Petite digression sur le Théâtre et ses superstitions en Europe rédigée pour le #Caléidoscool du Parlement Européen des Jeunes à l’occasion des élections européennes du 25 mai 2014.

 

Un-Théâtre-Elisabéthain-le-Théâtre-du-Globe-300x244De la frégate au théâtre, il n’y a qu’un pas ? Possible. Dès le XVIe siècle, dans une Europe où la plupart des échanges commerciaux se font sur l’eau et où les affrontements entre les grandes puissances ne sont pas rares, quand un marin n’est plus apte au service, souvent, on le reclasse dans un théâtre. Des générations de machinistes imposent peu à peu leurs techniques… et un léger penchant pour le mystique et les superstitions.

Qui a déjà fait de la voile pourra s’amuser à reconnaitre les différents nœuds marins dans les orgues des machinistes de théâtres. Et il aurait certainement le sang glacé si jamais sur le plateau comme sur le pont, il entendait le mot « corde ». Instrument de supplice pour les marins mutins, ce terme portant la mort est aussi bien proscrit sur l’eau que sur les planches. De nos jours, quiconque le prononce devra payer sa tournée à ceux qui l’ont entendu.

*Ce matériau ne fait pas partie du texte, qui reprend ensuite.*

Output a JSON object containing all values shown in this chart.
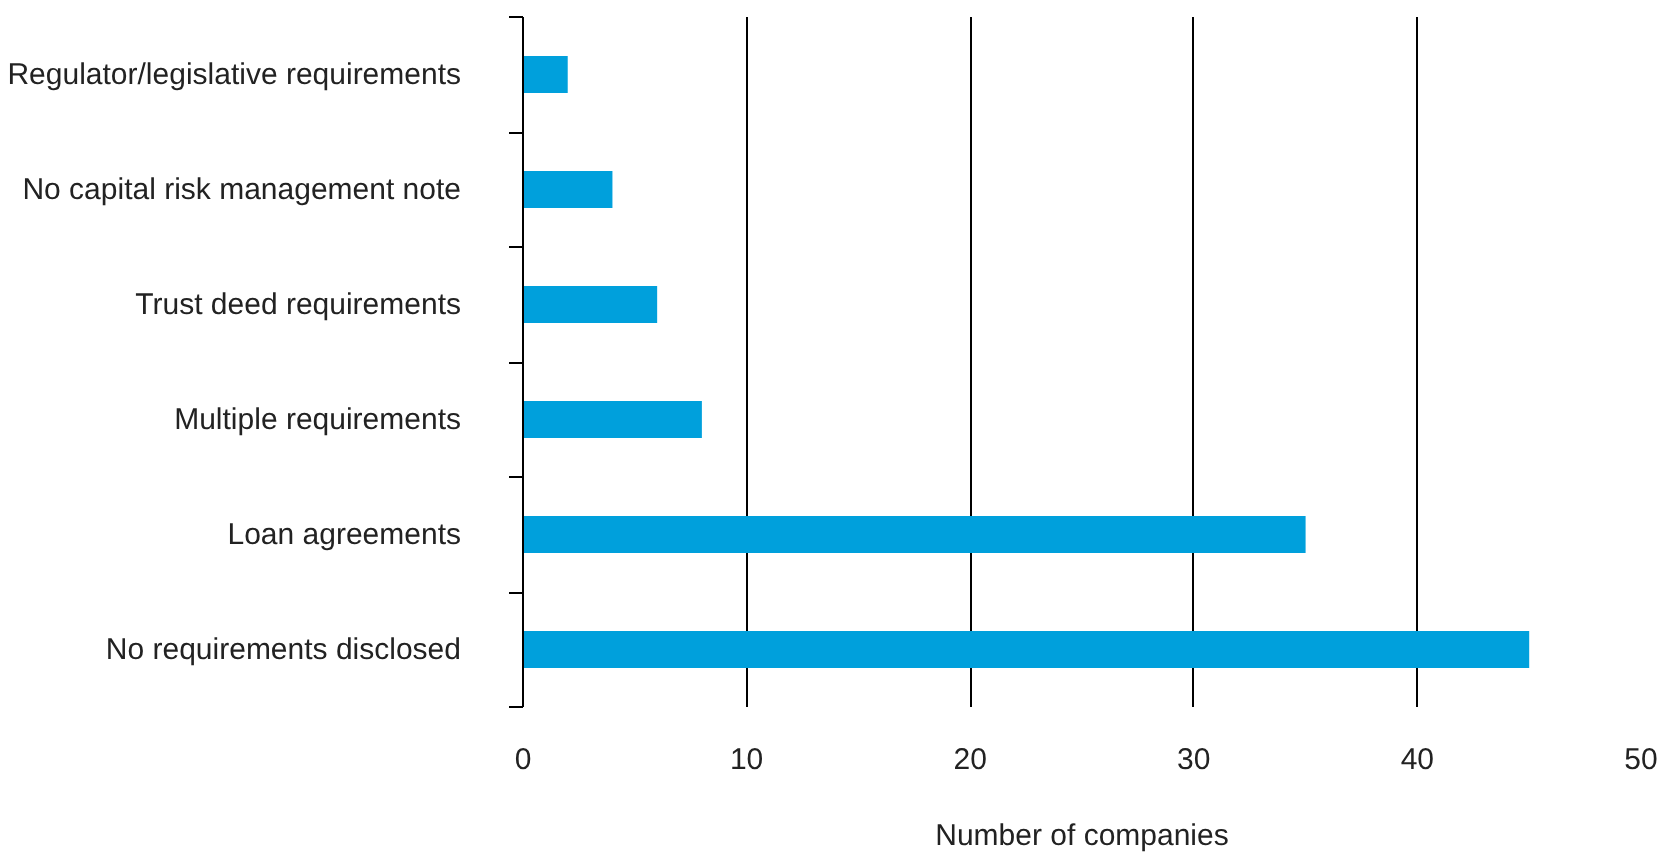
{
  "chart_data": {
    "type": "bar",
    "orientation": "horizontal",
    "xlabel": "Number of companies",
    "categories": [
      "Regulator/legislative requirements",
      "No capital risk management note",
      "Trust deed requirements",
      "Multiple requirements",
      "Loan agreements",
      "No requirements disclosed"
    ],
    "values": [
      2,
      4,
      6,
      8,
      35,
      45
    ],
    "color": "#00a0dc",
    "xlim": [
      0,
      50
    ],
    "xticks": [
      0,
      10,
      20,
      30,
      40,
      50
    ],
    "grid": "x"
  }
}
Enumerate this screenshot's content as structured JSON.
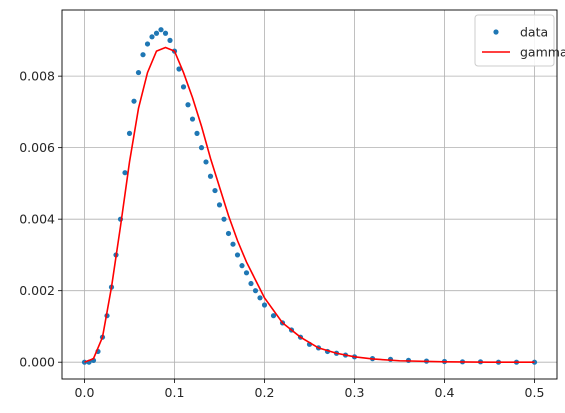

Mais le goût de la superstition n’est pas réservé aux marins-machinistes. Il s’est au contraire bien répandu dans les autres corps de métiers du spectacle. Par exemple, aujourd’hui en France, on trouve encore des acteurs bien mal à l’aise lorsqu’un costumier, ô combien avant-gardiste, lui propose un vêtement ou accessoire de couleur verte. La légende voudrait que Molière soit mort en scène tandis qu’il jouait Le Malade imaginaire portant, rendez-vous compte, un habit vert ! Pourtant, les registres retrouvés du tailleur engagé pour la réalisation des costumes du spectacle mentionnent pour Jean-Baptiste Poquelin, des étoffes de toutes autres couleurs…

En Espagne, c’est le jaune qu’il faut absolument bannir car c’est la couleur intérieure de la cape du torero, la dernière couleur qu’il est sensé voir s’il est encorné. Nos amis artistes britanniques et italiens ont eux aussi leur coquetterie puisqu’ils évitent respectivement le bleu et le violet.

L’origine de ces traditions « décolorisantes » viendrait en réalité plus de critères esthétiques sur la prise de lumière avec les techniques d’éclairage du XIXe siècle mais surtout, de l’usage de certains produits relativement toxiques utilisés pour la teinture des textiles. L’oxyde de cuivre ou l’arsenic longtemps employés pour obtenir le vert, faisaient effectivement mauvais ménage avec la sudation importante d’infortunés comédiens qui s’en trouvaient indisposés.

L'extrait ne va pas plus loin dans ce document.